奥州・金ケ崎

こだわりパンに焼き印 水沢・Yadorigi 名種雄牛「和人号」デザイン 地元の魅力発信へ 南部鉄器製【奥州】

和人号の焼き印が押された「奥州食パン 和人号」を持つ佐藤さん

 奥州市水沢大鐘町の夢楽(むら)のパン工房「Yadorigi」は、同店で人気の「奥州食パン 和人号」に今月から焼き印を押して販売している。焼き印は南部鉄器製で、県南地区の和牛産地形成に貢献した名種雄牛「和人号」の名前と、和人号をイメージしたイラストを入れた物。佐藤幸治店主(37)=同市江刺玉里=は「オープン前から考えていたこだわりの一つが実現できた。より多くの人たちに地元の良さを知って味わってもらいたい」と話している。

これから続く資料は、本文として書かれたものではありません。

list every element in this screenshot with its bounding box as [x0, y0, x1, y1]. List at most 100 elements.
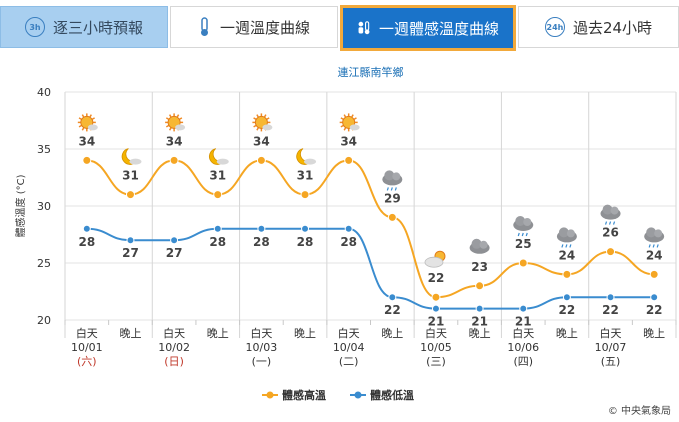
sun-ray — [165, 124, 170, 128]
rain-drop — [521, 232, 524, 237]
x-tick-label: 白天 — [338, 326, 360, 340]
sun-ray — [78, 117, 83, 121]
sun-ray — [343, 114, 347, 118]
x-tick-label: 晚上 — [469, 327, 491, 340]
high-temp-point — [387, 212, 397, 222]
low-temp-point — [344, 224, 353, 233]
sun-ray — [81, 114, 85, 118]
low-temp-label: 22 — [384, 303, 401, 317]
y-tick-label: 20 — [37, 314, 51, 327]
sun-ray — [253, 117, 257, 121]
rain-drop — [565, 244, 568, 248]
thermometer-icon — [198, 17, 212, 37]
low-temp-label: 28 — [78, 235, 95, 249]
small-cloud — [87, 124, 98, 131]
tab-3-hour-forecast[interactable]: 3h 逐三小時預報 — [0, 6, 168, 48]
high-temp-point — [256, 155, 266, 165]
high-temp-label: 25 — [515, 237, 532, 251]
low-temp-label: 22 — [559, 303, 576, 317]
sun-ray — [263, 114, 267, 118]
cloud-puff — [384, 170, 395, 181]
high-temp-point — [431, 292, 441, 302]
small-cloud — [216, 158, 229, 165]
low-temp-label: 27 — [122, 246, 139, 260]
high-temp-point — [213, 190, 223, 200]
rain-drop — [386, 187, 389, 191]
copyright-text: © 中央氣象局 — [607, 406, 671, 417]
high-temp-point — [649, 269, 659, 279]
legend-marker — [266, 391, 274, 399]
sun-ray — [351, 114, 354, 118]
sun-ray — [168, 114, 172, 118]
x-weekday-label: (六) — [77, 355, 97, 368]
cloudy-icon — [469, 238, 490, 254]
high-temp-label: 34 — [166, 134, 183, 148]
low-temp-point — [388, 293, 397, 302]
sunny-icon — [165, 113, 186, 132]
y-tick-label: 35 — [37, 143, 51, 156]
high-temp-label: 22 — [428, 271, 445, 285]
high-temp-label: 34 — [78, 134, 95, 148]
x-weekday-label: (二) — [339, 355, 359, 368]
tab-bar: 3h 逐三小時預報 一週溫度曲線 一週體感溫度曲線 24h 過去24小時 — [0, 0, 679, 52]
low-temp-label: 21 — [515, 315, 532, 329]
cloud-puff — [654, 229, 663, 238]
y-tick-label: 30 — [37, 200, 51, 213]
high-temp-label: 26 — [602, 226, 619, 240]
low-temp-point — [606, 293, 615, 302]
high-temp-label: 29 — [384, 191, 401, 205]
legend-label: 體感低溫 — [370, 388, 414, 402]
rain-drop — [656, 244, 659, 248]
cloud-puff — [479, 240, 488, 249]
x-tick-label: 晚上 — [381, 327, 403, 340]
low-temp-label: 28 — [209, 235, 226, 249]
low-temp-label: 22 — [602, 303, 619, 317]
high-temp-point — [169, 155, 179, 165]
x-date-label: 10/06 — [507, 341, 539, 354]
moon-icon — [209, 148, 229, 165]
x-date-label: 10/04 — [333, 341, 365, 354]
x-tick-label: 晚上 — [643, 327, 665, 340]
low-temp-label: 22 — [646, 303, 663, 317]
rain-drop — [652, 244, 655, 248]
3h-clock-icon: 3h — [24, 17, 45, 37]
x-date-label: 10/01 — [71, 341, 103, 354]
low-temp-point — [170, 236, 179, 245]
x-tick-label: 白天 — [163, 326, 185, 340]
cloud-puff — [610, 206, 619, 215]
tab-past-24-hours[interactable]: 24h 過去24小時 — [518, 6, 679, 48]
sunny-icon — [252, 113, 273, 132]
rain-drop — [525, 232, 528, 237]
cloud-puff — [646, 227, 657, 238]
sun-ray — [256, 114, 260, 118]
y-tick-label: 25 — [37, 257, 51, 270]
24h-clock-icon: 24h — [544, 17, 565, 37]
cloud-puff — [392, 172, 401, 181]
high-temp-label: 23 — [471, 260, 488, 274]
x-weekday-label: (五) — [601, 355, 621, 368]
tab-label: 一週體感溫度曲線 — [378, 19, 499, 38]
low-temp-label: 28 — [297, 235, 314, 249]
low-temp-line — [86, 227, 655, 310]
tab-weekly-feels-like[interactable]: 一週體感溫度曲線 — [340, 5, 516, 51]
tab-weekly-temperature[interactable]: 一週溫度曲線 — [170, 6, 338, 48]
low-temp-label: 27 — [166, 246, 183, 260]
low-temp-point — [301, 224, 310, 233]
tab-label: 逐三小時預報 — [52, 18, 143, 37]
x-tick-label: 晚上 — [119, 327, 141, 340]
legend-marker — [354, 391, 362, 399]
low-temp-point — [650, 293, 659, 302]
high-temp-point — [125, 190, 135, 200]
high-temp-label: 24 — [646, 248, 663, 262]
small-cloud — [129, 158, 142, 165]
low-temp-point — [257, 224, 266, 233]
high-temp-label: 34 — [340, 134, 357, 148]
low-temp-point — [519, 304, 528, 313]
y-axis-label: 體感溫度 (°C) — [14, 174, 27, 237]
x-tick-label: 白天 — [425, 326, 447, 340]
high-temp-point — [344, 155, 354, 165]
x-tick-label: 晚上 — [207, 327, 229, 340]
cloudy-rain-icon — [644, 227, 665, 248]
feels-like-icon — [357, 18, 371, 38]
small-cloud — [175, 124, 186, 131]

 佐藤さんは大手パンメーカーでの勤務を経て地元に帰り、2019年2月から22年1月まで同市の地域おこし協力隊員として6次産業化の支援や情報発信などに当たった。パン工房は21年7月にプレオープンし、今年2月にグランドオープンした。

 オープン以来の人気商品が、もちもち食感が特徴の食パン。同市産の卵と蜂蜜、県産小麦といった地元食材を使い、「もちもち食感を維持できるように」(佐藤さん)南部鉄器の「鉄玉子」を入れて沸かした湯による湯種(ゆだね)製法で製造しているこだわりの一品だ。

 佐藤さんは、パン工房の開店に当たって勝負を懸ける食パンに「自分が丑(うし)年生まれというのもあるが、子供の頃から祖父に『玉里農協が導入し、全国1、2位を争う肉質を生み出した種牛』と聞かされていた名牛の名前を付けた」という。

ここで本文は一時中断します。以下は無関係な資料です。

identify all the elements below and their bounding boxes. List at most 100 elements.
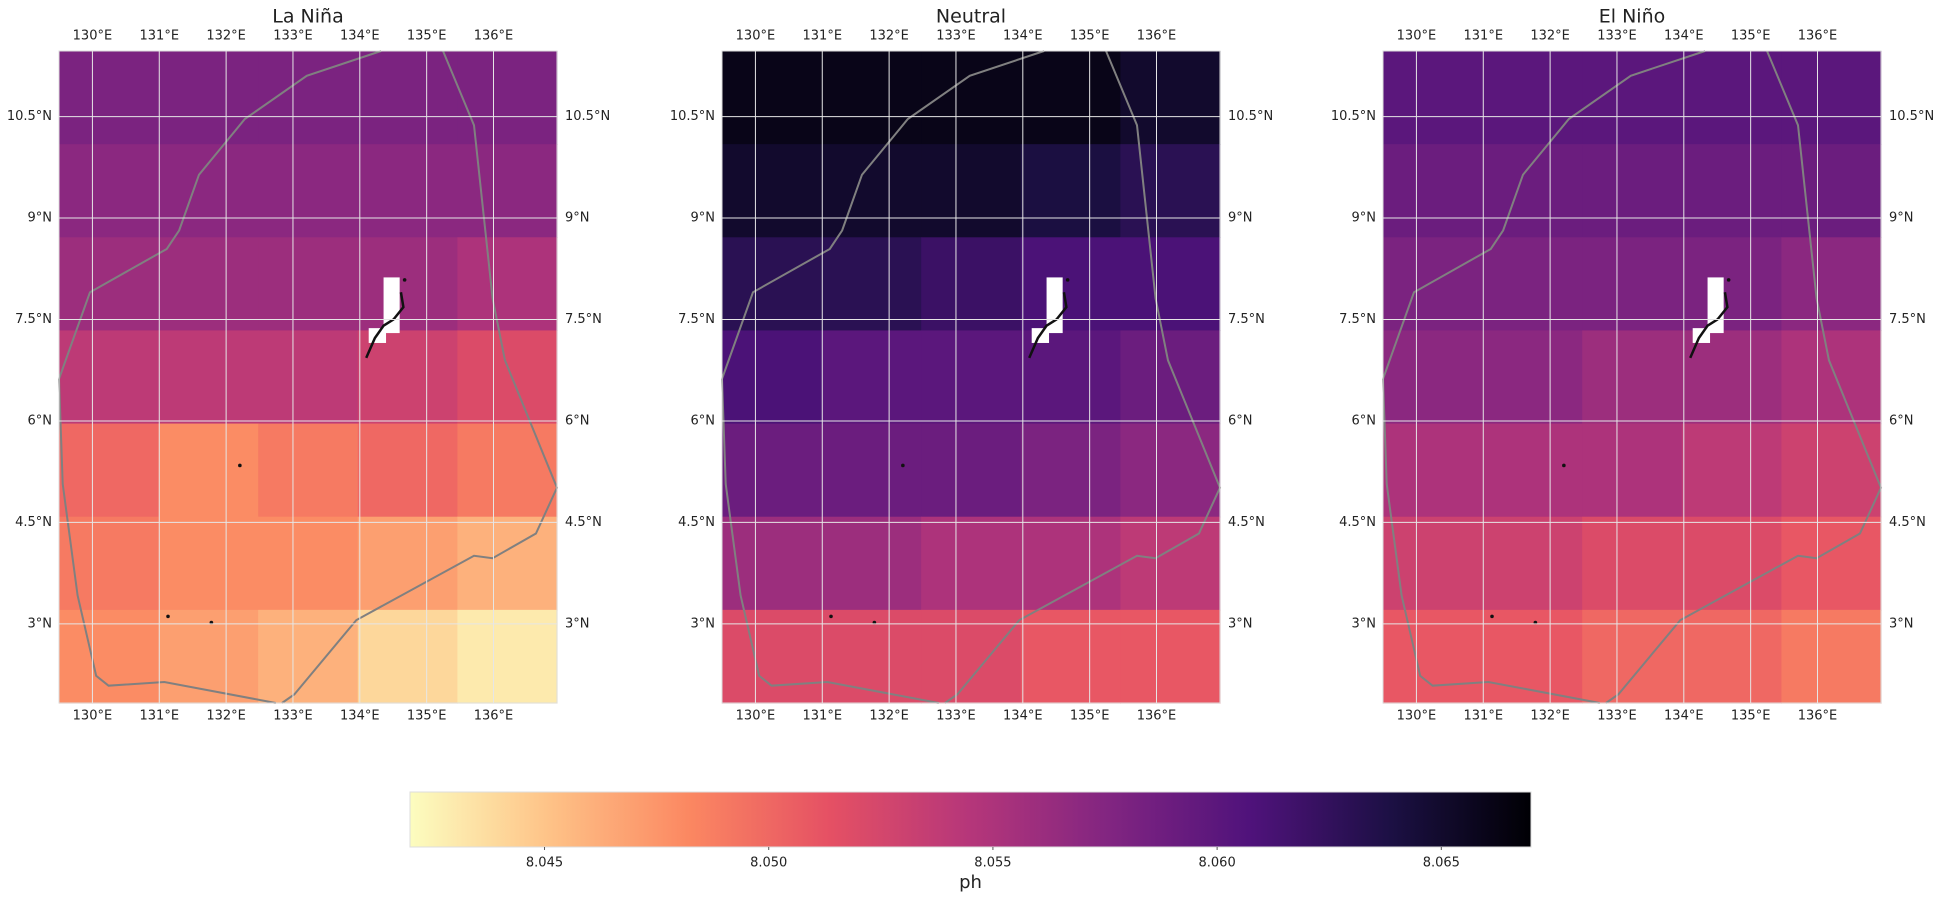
lon-label: 136°E	[1137, 709, 1177, 724]
lon-label: 132°E	[869, 29, 909, 44]
island	[1028, 292, 1068, 359]
ph-cell	[158, 609, 259, 704]
island	[238, 463, 242, 468]
ph-cell	[258, 51, 359, 145]
lon-label: 136°E	[474, 709, 514, 724]
eez-boundary	[1382, 378, 1600, 704]
ph-cell	[1781, 423, 1882, 518]
lat-label: 10.5°N	[7, 109, 52, 124]
ph-cell	[59, 51, 160, 145]
ph-cell	[1383, 516, 1484, 611]
lat-label: 10.5°N	[1228, 109, 1273, 124]
island	[365, 292, 405, 359]
ph-cell	[1120, 609, 1221, 704]
lon-label: 135°E	[1070, 29, 1110, 44]
ph-cell	[59, 423, 160, 518]
ph-cell	[1582, 609, 1683, 704]
ph-cell	[59, 144, 160, 238]
lon-label: 131°E	[140, 29, 180, 44]
lon-label: 131°E	[803, 709, 843, 724]
ph-cell	[457, 144, 558, 238]
ph-cell	[1781, 237, 1882, 332]
lon-label: 132°E	[206, 709, 246, 724]
ph-cell	[357, 330, 458, 425]
eez-boundary	[944, 50, 1222, 704]
lat-label: 4.5°N	[1339, 515, 1376, 530]
ph-cell	[722, 144, 823, 238]
ph-cell	[1383, 423, 1484, 518]
lon-label: 136°E	[1798, 29, 1838, 44]
island	[901, 463, 905, 468]
lon-label: 133°E	[936, 29, 976, 44]
ph-cell	[59, 609, 160, 704]
colorbar-tick-label: 8.045	[526, 856, 563, 871]
lat-label: 7.5°N	[678, 312, 715, 327]
ph-cell	[1482, 51, 1583, 145]
lat-label: 6°N	[1889, 413, 1914, 428]
lon-label: 133°E	[273, 29, 313, 44]
panel-title: Neutral	[936, 6, 1006, 28]
colorbar	[409, 791, 1532, 848]
ph-cell	[1120, 237, 1221, 332]
lat-label: 3°N	[28, 616, 53, 631]
lon-label: 130°E	[736, 29, 776, 44]
ph-cell	[1120, 330, 1221, 425]
ph-cell	[1582, 237, 1683, 332]
map-frame	[1382, 50, 1882, 704]
lat-label: 4.5°N	[1228, 515, 1265, 530]
ph-cell	[457, 609, 558, 704]
ph-cell	[722, 330, 823, 425]
lon-label: 133°E	[1597, 29, 1637, 44]
lat-label: 6°N	[691, 413, 716, 428]
lon-label: 132°E	[1530, 29, 1570, 44]
lat-label: 10.5°N	[565, 109, 610, 124]
colorbar-label: ph	[959, 872, 982, 893]
lat-label: 9°N	[1889, 211, 1914, 226]
ph-cell	[1781, 51, 1882, 145]
ph-cell	[722, 237, 823, 332]
ph-cell	[258, 237, 359, 332]
ph-cell	[1120, 423, 1221, 518]
eez-boundary	[58, 378, 276, 704]
lat-label: 4.5°N	[1889, 515, 1926, 530]
lon-label: 134°E	[1003, 709, 1043, 724]
eez-boundary	[281, 50, 559, 704]
lon-label: 131°E	[803, 29, 843, 44]
map-panel: 130°E 130°E 131°E 131°E 132°E 132°E 133°E 133°E…	[1331, 6, 1934, 724]
lat-label: 7.5°N	[1228, 312, 1265, 327]
ph-cell	[1383, 609, 1484, 704]
lat-label: 7.5°N	[15, 312, 52, 327]
lat-label: 7.5°N	[1889, 312, 1926, 327]
ph-cell	[821, 51, 922, 145]
panel-title: La Niña	[272, 6, 343, 28]
lon-label: 131°E	[1464, 709, 1504, 724]
lat-label: 10.5°N	[1331, 109, 1376, 124]
ph-cell	[59, 237, 160, 332]
lat-label: 9°N	[565, 211, 590, 226]
ph-cell	[1020, 516, 1121, 611]
lat-label: 3°N	[1228, 616, 1253, 631]
lat-label: 9°N	[1228, 211, 1253, 226]
ph-cell	[1681, 423, 1782, 518]
ph-cell	[158, 144, 259, 238]
eez-boundary	[1605, 50, 1883, 704]
lon-label: 134°E	[340, 29, 380, 44]
lon-label: 135°E	[407, 29, 447, 44]
lat-label: 4.5°N	[678, 515, 715, 530]
ph-cell	[1582, 144, 1683, 238]
lat-label: 6°N	[1352, 413, 1377, 428]
ph-cell	[1020, 609, 1121, 704]
ph-cell	[921, 516, 1022, 611]
lon-label: 132°E	[206, 29, 246, 44]
ph-cell	[1781, 330, 1882, 425]
ph-cell	[1681, 144, 1782, 238]
ph-cell	[457, 330, 558, 425]
lon-label: 136°E	[1137, 29, 1177, 44]
ph-cell	[1482, 423, 1583, 518]
island	[1490, 614, 1494, 619]
ph-cell	[921, 423, 1022, 518]
ph-cell	[1681, 51, 1782, 145]
lat-label: 10.5°N	[1889, 109, 1934, 124]
ph-cell	[258, 609, 359, 704]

 8月からは同市江刺田原のJA全農いわて県南家畜市場での出張販売も始めたが、「和人号」に「懐かしい」「(和人号の子を)昔飼っていた」と購入者の声が寄せられた。

 佐藤さんは「名前を付けるだけでなく南部鉄器で焼き印を作りたい」との思いが募り、市役所を訪ねて企業振興課に相談した。同課から及春鋳造所を紹介され、及川春樹専務らと打ち合わせを重ねて、パンの側面に押す焼き印と電気式焼きごてを組み合わせた物が仕上がった。

 完成までには、パン工房のロゴなども担った友人に焼き印のデザインを依頼し、鋳造に関しては県工業技術センターの協力や同業者のアドバイスもあったという。

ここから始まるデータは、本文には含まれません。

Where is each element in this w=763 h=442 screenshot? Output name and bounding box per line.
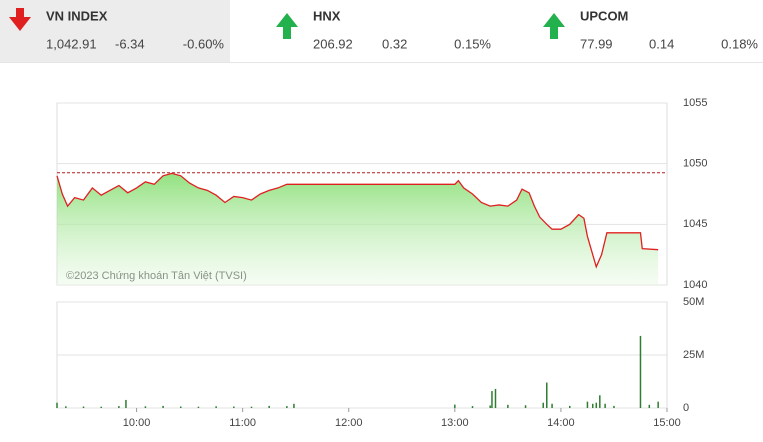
y-tick-label: 1040 [683, 279, 707, 291]
volume-bar [471, 406, 474, 408]
trend-arrow [9, 8, 31, 31]
volume-bar [599, 395, 601, 408]
y-tick-label: 0 [683, 402, 689, 414]
index-percent: -0.60% [183, 36, 225, 51]
area [57, 173, 659, 285]
volume-bar [591, 403, 594, 408]
index-change: 0.32 [382, 36, 407, 51]
index-value: 77.99 [580, 36, 613, 51]
volume-bar [542, 402, 544, 408]
volume-bar [125, 399, 127, 408]
volume-bar [586, 401, 589, 408]
volume-bar [648, 404, 651, 408]
index-name: VN INDEX [46, 8, 108, 23]
y-tick-label: 1055 [683, 97, 707, 109]
volume-bar [268, 405, 270, 408]
volume-bar [82, 406, 85, 408]
volume-bar [639, 335, 642, 408]
chart-layer: VN INDEX 1,042.91 -6.34 -0.60% HNX 206.92 0.32… [9, 8, 758, 429]
x-tick-label: 10:00 [123, 417, 151, 429]
volume-bar [180, 406, 182, 408]
price-line [56, 172, 659, 269]
volume-bar [569, 405, 571, 408]
index-name: HNX [313, 8, 341, 23]
volume-bar [546, 382, 548, 408]
index-change: 0.14 [649, 36, 674, 51]
x-tick-label: 12:00 [335, 417, 363, 429]
x-tick-label: 14:00 [547, 417, 575, 429]
volume-bar [286, 406, 288, 408]
volume-bar [144, 406, 147, 408]
volume-bar [118, 406, 120, 408]
volume-bar [491, 391, 493, 408]
volume-bar [551, 403, 553, 408]
x-tick-label: 15:00 [653, 417, 681, 429]
volume-bar [524, 405, 527, 408]
volume-bar [489, 405, 491, 408]
x-tick-label: 13:00 [441, 417, 469, 429]
x-tick-label: 11:00 [229, 417, 256, 429]
volume-bar [507, 404, 509, 408]
index-value: 1,042.91 [46, 36, 97, 51]
y-tick-label: 1050 [683, 158, 707, 170]
volume-bar [250, 406, 253, 408]
y-tick-label: 1045 [683, 218, 707, 230]
volume-bar [613, 405, 615, 408]
volume-bar [494, 388, 497, 408]
volume-bar [100, 406, 102, 408]
trend-arrow [543, 13, 565, 39]
index-name: UPCOM [580, 8, 628, 23]
volume-bar [657, 401, 659, 408]
volume-bar [293, 403, 295, 408]
y-tick-label: 50M [683, 296, 704, 308]
index-value: 206.92 [313, 36, 353, 51]
volume-bar [65, 406, 67, 408]
index-percent: 0.15% [454, 36, 491, 51]
index-change: -6.34 [115, 36, 145, 51]
volume-bar [454, 404, 456, 408]
index-percent: 0.18% [721, 36, 758, 51]
volume-bar [233, 406, 235, 408]
volume-bar [197, 406, 200, 408]
volume-bar [215, 406, 217, 408]
volume-bar [604, 403, 606, 408]
y-tick-label: 25M [683, 349, 704, 361]
volume-bar [162, 405, 164, 408]
trend-arrow [276, 13, 298, 39]
volume-bar [56, 402, 58, 408]
active-card-bg [0, 0, 230, 62]
volume-bar [595, 402, 598, 408]
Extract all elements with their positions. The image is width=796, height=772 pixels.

 佐藤さんは「パンを引き立ててくれる特徴ある物ができた。最初はガスなどで焼くイメージもあったが、電気ごてで扱いやすい。地元の連携、協力に感謝している。パンを通じて奥州の良さを発信していきたい」と語っている。

 「奥州食パン 和人号」は700円(税込み)。夢楽のパン工房の営業は月―金曜日の正午から午後5時30分まで。